The latest research from KPMG revealed that many companies are becoming desperate as they struggle to get the right people on board.

The majority are candid enough to admit that the shortfall exists because the skills needed to combat the cyber threat are different to those required for conventional IT security. 

In particular 60 per cent are worried about finding cyber experts who can effectively communicate with the business vital to ensuring that cyber threat is well understood by corporate leaders outside the IT department.

And while 60 per cent claim to have a strategy to deal with any skills gaps, it is clear that there is a short supply of people with all the relevant skills. 57 per cent agree it has become more difficult to retain staff in specialised cyber skills in the past two years. The same number say the churn rate is higher in cyber than for IT skills and 52 per cent agree there is aggressive headhunting in this field.

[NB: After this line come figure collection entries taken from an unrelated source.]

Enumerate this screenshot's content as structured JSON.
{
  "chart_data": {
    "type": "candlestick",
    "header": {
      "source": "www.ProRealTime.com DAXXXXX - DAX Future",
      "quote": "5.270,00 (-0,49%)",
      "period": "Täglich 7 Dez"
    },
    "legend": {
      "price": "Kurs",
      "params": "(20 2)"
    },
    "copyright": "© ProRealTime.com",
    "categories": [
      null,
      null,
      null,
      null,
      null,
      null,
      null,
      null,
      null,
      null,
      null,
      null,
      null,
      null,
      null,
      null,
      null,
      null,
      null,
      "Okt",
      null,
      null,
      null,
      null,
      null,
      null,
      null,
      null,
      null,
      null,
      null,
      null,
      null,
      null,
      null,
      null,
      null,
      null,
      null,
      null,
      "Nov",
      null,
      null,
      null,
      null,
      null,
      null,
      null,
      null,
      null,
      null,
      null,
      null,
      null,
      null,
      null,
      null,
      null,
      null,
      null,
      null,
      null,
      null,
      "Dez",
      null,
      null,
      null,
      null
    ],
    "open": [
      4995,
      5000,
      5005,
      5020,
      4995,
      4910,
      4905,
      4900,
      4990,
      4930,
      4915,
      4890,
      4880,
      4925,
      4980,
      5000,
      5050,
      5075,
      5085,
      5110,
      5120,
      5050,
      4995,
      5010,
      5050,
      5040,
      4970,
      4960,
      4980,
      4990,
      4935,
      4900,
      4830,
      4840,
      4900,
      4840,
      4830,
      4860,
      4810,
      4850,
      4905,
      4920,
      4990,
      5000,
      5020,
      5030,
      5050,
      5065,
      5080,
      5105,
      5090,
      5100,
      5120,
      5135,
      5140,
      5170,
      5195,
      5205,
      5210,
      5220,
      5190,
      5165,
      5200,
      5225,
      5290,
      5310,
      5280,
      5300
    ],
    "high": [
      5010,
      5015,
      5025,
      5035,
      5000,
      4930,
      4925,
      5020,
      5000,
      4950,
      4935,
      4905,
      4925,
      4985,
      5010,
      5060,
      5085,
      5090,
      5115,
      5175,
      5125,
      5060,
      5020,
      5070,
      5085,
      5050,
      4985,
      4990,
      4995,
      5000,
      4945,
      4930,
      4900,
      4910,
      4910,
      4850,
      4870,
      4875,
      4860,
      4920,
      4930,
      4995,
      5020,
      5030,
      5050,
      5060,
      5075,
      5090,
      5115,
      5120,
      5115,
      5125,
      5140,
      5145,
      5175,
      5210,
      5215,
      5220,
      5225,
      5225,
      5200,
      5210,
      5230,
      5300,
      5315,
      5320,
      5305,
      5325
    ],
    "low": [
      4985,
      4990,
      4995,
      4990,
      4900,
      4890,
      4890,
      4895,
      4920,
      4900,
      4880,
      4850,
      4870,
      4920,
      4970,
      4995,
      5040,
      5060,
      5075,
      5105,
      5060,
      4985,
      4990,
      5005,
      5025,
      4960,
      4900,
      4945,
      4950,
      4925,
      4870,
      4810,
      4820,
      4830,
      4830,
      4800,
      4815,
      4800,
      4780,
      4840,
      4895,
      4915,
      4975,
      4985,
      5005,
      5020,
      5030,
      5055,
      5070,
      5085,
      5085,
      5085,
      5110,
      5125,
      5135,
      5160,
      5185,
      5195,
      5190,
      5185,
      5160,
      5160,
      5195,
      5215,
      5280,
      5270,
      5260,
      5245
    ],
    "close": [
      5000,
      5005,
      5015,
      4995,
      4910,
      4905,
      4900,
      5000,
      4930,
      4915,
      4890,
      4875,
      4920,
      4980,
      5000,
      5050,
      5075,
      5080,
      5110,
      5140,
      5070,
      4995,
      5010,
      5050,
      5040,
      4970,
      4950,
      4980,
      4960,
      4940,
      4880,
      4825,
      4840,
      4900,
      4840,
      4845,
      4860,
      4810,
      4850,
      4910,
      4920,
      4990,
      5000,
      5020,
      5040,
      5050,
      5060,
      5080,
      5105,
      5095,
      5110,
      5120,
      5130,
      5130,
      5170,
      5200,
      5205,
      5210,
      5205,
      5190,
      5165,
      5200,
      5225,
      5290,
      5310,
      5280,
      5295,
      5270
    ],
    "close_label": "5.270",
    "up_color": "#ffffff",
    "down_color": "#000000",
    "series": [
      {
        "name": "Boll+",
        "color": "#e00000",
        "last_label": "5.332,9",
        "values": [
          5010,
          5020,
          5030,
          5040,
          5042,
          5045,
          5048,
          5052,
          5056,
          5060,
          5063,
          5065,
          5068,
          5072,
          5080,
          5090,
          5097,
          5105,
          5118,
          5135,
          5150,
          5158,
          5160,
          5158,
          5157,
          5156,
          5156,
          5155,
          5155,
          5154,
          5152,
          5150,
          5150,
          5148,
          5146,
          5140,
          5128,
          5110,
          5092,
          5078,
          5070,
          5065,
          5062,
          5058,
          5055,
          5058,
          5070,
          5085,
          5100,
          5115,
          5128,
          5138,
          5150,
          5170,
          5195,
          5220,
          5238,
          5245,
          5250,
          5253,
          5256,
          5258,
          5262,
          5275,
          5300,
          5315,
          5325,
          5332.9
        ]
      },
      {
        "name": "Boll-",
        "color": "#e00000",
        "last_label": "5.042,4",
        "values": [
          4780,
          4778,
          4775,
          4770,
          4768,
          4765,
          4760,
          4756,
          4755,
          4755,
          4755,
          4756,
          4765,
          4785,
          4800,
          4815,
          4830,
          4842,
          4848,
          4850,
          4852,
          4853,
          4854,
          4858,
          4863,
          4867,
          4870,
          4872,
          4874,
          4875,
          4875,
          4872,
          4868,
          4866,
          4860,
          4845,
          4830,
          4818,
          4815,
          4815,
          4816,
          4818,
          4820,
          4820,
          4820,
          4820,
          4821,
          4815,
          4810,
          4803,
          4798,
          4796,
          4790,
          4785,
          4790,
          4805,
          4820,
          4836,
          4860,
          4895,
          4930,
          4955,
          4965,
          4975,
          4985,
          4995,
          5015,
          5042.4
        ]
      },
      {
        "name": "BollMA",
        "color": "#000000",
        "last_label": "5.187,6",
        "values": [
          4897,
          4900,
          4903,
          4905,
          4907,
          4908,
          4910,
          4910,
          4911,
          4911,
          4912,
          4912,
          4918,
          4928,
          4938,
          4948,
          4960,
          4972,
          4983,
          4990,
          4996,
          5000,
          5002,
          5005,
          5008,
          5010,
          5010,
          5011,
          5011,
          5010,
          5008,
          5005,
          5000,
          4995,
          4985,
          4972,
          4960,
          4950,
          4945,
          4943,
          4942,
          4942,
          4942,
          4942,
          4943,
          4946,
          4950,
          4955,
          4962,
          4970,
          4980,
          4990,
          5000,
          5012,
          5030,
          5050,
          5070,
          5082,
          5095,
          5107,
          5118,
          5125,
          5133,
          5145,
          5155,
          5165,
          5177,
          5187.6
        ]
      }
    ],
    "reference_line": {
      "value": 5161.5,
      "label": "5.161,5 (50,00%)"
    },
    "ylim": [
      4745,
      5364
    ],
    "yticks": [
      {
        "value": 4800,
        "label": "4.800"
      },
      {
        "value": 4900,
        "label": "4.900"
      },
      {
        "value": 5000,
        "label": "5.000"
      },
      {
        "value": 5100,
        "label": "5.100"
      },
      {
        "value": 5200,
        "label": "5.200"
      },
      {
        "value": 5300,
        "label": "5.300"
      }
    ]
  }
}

Furthermore, the skills gap is forcing many companies to consider turning to “poachers turned game-keepers” to keep up to speed. Over a half of respondents say they would consider using a hacker to bring inside information to their security teams. And 52 per cent would consider recruiting an expert even if they had a previous criminal record.

Serena Gonsalves-Fersch, head of KPMG’s Cyber Security Academy, said: The increasing awareness of the cyber threat means the majority of UK companies are clear on their strategy for dealing with any skills gaps. However, they wouldn’t hire pickpockets to be security guards, so the fact that companies are considering former hackers as recruits clearly shows how desperate they are to stay ahead of the game. With such an unwise choice on the menu, it’s encouraging to see other options on the table.

Rather than relying on hackers to share their secrets, or throwing money at off the shelf programmes that quickly become out of date, UK companies need to take stock of their cyber defence capabilities and act on the gaps that are specific to their own security needs. It is important to have the technical expertise, but it is just as important to translate that into the business environment in a language the senior management can understand and respond to.